BLACK STONE CHERRY – Thank You: Livin’ Live

Black Stone Cherry - Thank You Livin Live

01. Rain Wizard
02. Blind Man
03. Me & Mary Jane
04. In My Blood
05. Holding On…To Letting Go
06. Maybe Someday
07. Such A Shame
08. Things My Father Said
09. Fiesta Del Fuego
10. Sunshine Of Your Love
11. Like I Roll
12. Bad Luck And Hard Love
13. Drum Solo
14. Hollywood In Kentucky
15. Hell And High Water
16. Soul Creek
17. White Trash Millionaire
18. Blame It On The Boom Boom/Layla
19. Peace Is Free
20. Lonely Train (Can’t Judge A Book)
BONUS FEATURES:
Live from Download Festival 2015
1. Blame it on the Boom Boom
2. In my Blood+Download Festival Interview

Rok wydania: 2015
Wydawca: Eagle
www.blackstonecherry.com/


Przyznam się szczerze bez bicia, że do tej pory nazwa Black Stone Cherry jakoś mi umknęła. Ciężko jest przecież zapoznać się ze wszystkim, co do zaoferowania ma muzyczny światek.
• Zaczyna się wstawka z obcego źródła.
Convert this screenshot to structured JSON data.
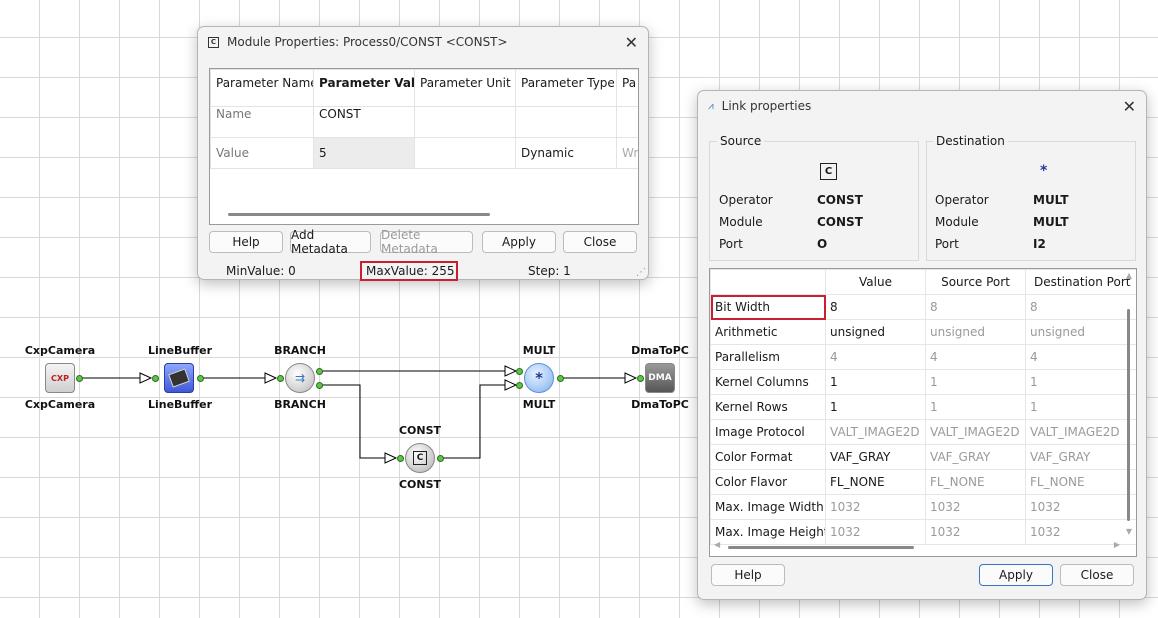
{
  "diagram": {
    "cxp": {
      "top": "CxpCamera",
      "bottom": "CxpCamera"
    },
    "linebuffer": {
      "top": "LineBuffer",
      "bottom": "LineBuffer"
    },
    "branch": {
      "top": "BRANCH",
      "bottom": "BRANCH"
    },
    "mult": {
      "top": "MULT",
      "bottom": "MULT"
    },
    "dma": {
      "top": "DmaToPC",
      "bottom": "DmaToPC"
    },
    "const": {
      "top": "CONST",
      "bottom": "CONST"
    },
    "icons": {
      "cxp": "CXP",
      "dma": "DMA",
      "const": "C",
      "mult": "*"
    }
  },
  "module_dialog": {
    "title": "Module Properties: Process0/CONST <CONST>",
    "columns": [
      "Parameter Name",
      "Parameter Value",
      "Parameter Unit",
      "Parameter Type",
      "Pa"
    ],
    "rows": [
      [
        "Name",
        "CONST",
        "",
        "",
        ""
      ],
      [
        "Value",
        "5",
        "",
        "Dynamic",
        "Writ"
      ]
    ],
    "buttons": {
      "help": "Help",
      "add_metadata": "Add Metadata",
      "delete_metadata": "Delete Metadata",
      "apply": "Apply",
      "close": "Close"
    },
    "status": {
      "min": "MinValue: 0",
      "max": "MaxValue: 255",
      "step": "Step: 1"
    }
  },
  "link_dialog": {
    "title": "Link properties",
    "source": {
      "group": "Source",
      "icon": "C",
      "operator_label": "Operator",
      "operator": "CONST",
      "module_label": "Module",
      "module": "CONST",
      "port_label": "Port",
      "port": "O"
    },
    "destination": {
      "group": "Destination",
      "icon": "*",
      "operator_label": "Operator",
      "operator": "MULT",
      "module_label": "Module",
      "module": "MULT",
      "port_label": "Port",
      "port": "I2"
    },
    "columns": [
      "",
      "Value",
      "Source Port",
      "Destination Port"
    ],
    "rows": [
      {
        "name": "Bit Width",
        "value": "8",
        "src": "8",
        "dst": "8"
      },
      {
        "name": "Arithmetic",
        "value": "unsigned",
        "src": "unsigned",
        "dst": "unsigned"
      },
      {
        "name": "Parallelism",
        "value": "4",
        "src": "4",
        "dst": "4"
      },
      {
        "name": "Kernel Columns",
        "value": "1",
        "src": "1",
        "dst": "1"
      },
      {
        "name": "Kernel Rows",
        "value": "1",
        "src": "1",
        "dst": "1"
      },
      {
        "name": "Image Protocol",
        "value": "VALT_IMAGE2D",
        "src": "VALT_IMAGE2D",
        "dst": "VALT_IMAGE2D"
      },
      {
        "name": "Color Format",
        "value": "VAF_GRAY",
        "src": "VAF_GRAY",
        "dst": "VAF_GRAY"
      },
      {
        "name": "Color Flavor",
        "value": "FL_NONE",
        "src": "FL_NONE",
        "dst": "FL_NONE"
      },
      {
        "name": "Max. Image Width",
        "value": "1032",
        "src": "1032",
        "dst": "1032"
      },
      {
        "name": "Max. Image Height",
        "value": "1032",
        "src": "1032",
        "dst": "1032"
      }
    ],
    "buttons": {
      "help": "Help",
      "apply": "Apply",
      "close": "Close"
    }
  },
  "colors": {
    "highlight": "#c8202e",
    "port": "#5ec447",
    "accent": "#3b73c8"
  }
}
Zespół ponadto nie jest specjalnie popularny w naszym kraju (znamienne – nie wystąpili u nas ani razu, o czymś to świadczy), co potwierdza, że łatwiej było mi ich przegapić. Nadrabiam więc zaległości wraz z DVD „Thank You: Livin’ Live”.

W Anglii takiego problemu, jak w Polsce nie mają. Mimo, że to nie ich ojczyzna (zespół pochodzi z USA), bez problemu zapełniają tamtejsze hale – w przypadku omawianego DVD była to LG Arena w Birmingham (pojemność ok. 15 tysięcy, co robi wrażenie). Po reakcji publiczności nikogo z was drodzy Czytelnicy nie będzie to dziwiło. Skandowanie, chóralnie odśpiewane teksty (wokalista nawet „oddał” głos zgromadzonym przy 2 utworach), morze zapalniczek przy „Things My Father Said”. W skrócie: zgotowali im wspaniałe przyjęcie. Muzycy odwdzięczyli się w najlepszy sposób w jaki mogli – energetycznym koncertem, który z przyjemnością ogląda się w domowym zaciszu. Mieszanka klasycznego hard rocka z southernowymi naleciałościami temu niewątpliwie sprzyja. Atmosfera jest więc wyborna i udziela się odbiorcom.

To, co tu się wyprawia przeszło moje najśmielsze oczekiwania. Nie wiem jak to możliwe, ale zapytam retorycznie: jak mogliśmy przeoczyć taką koncertową petardę? Muzyka swoją drogą (przebój goni przebój, vide: „Me and Mary Jane” czy „Blind Man”), ale na osobną pochwałę zasługują sami członkowie Black Stone Cherry. Perkusista, John Fred Young, z ogromną zawziętością okłada swoje bębny (aż przyjemnie się na niego patrzy), gitarzysta Ben Wells i basista Jonathan Lawhon urządzają sobie wyścigi sprinterskie, z jednej na drugą stronę sceny. A lider Chris Robertson odpowiedzialny jest za kontakt z publicznością. Jak na prawdziwego frontmana przystało. Po prostu: takie zapisy ogląda się z czystą przyjemnością. Oprócz dania głównego, na które składa się przekrojowy set z dotychczasowych czterech studyjnych albumów (plus fragmenty „Sunshine of your Love” czy „Layli”), czekają na nas jeszcze dodatki. Nie obfite (2 utwory z zeszłorocznej edycji festiwalu Download i wywiad z zespołem przeprowadzony podczas tejże imprezy), ale i tak cieszące oko. Potwierdzające ponadto, że na największych scenach muzycy czują się, jak ryby w wodzie.

Przed obejrzeniem DVD grupy nie znałem, więc automatycznie fanem nie byłem. A jak jest po ponad półtoragodzinnym seansie? Jeśli chcę zapoznać się z dyskografią Black Stone Cherry to wiedz czytelniku, że coś się dzieje. Warto więc sięgnąć po „Thank You: Livin’ Live” i samemu się przekonać o fenomenie grupy. A być może ktoś z was również w te dźwięki się wciągnie.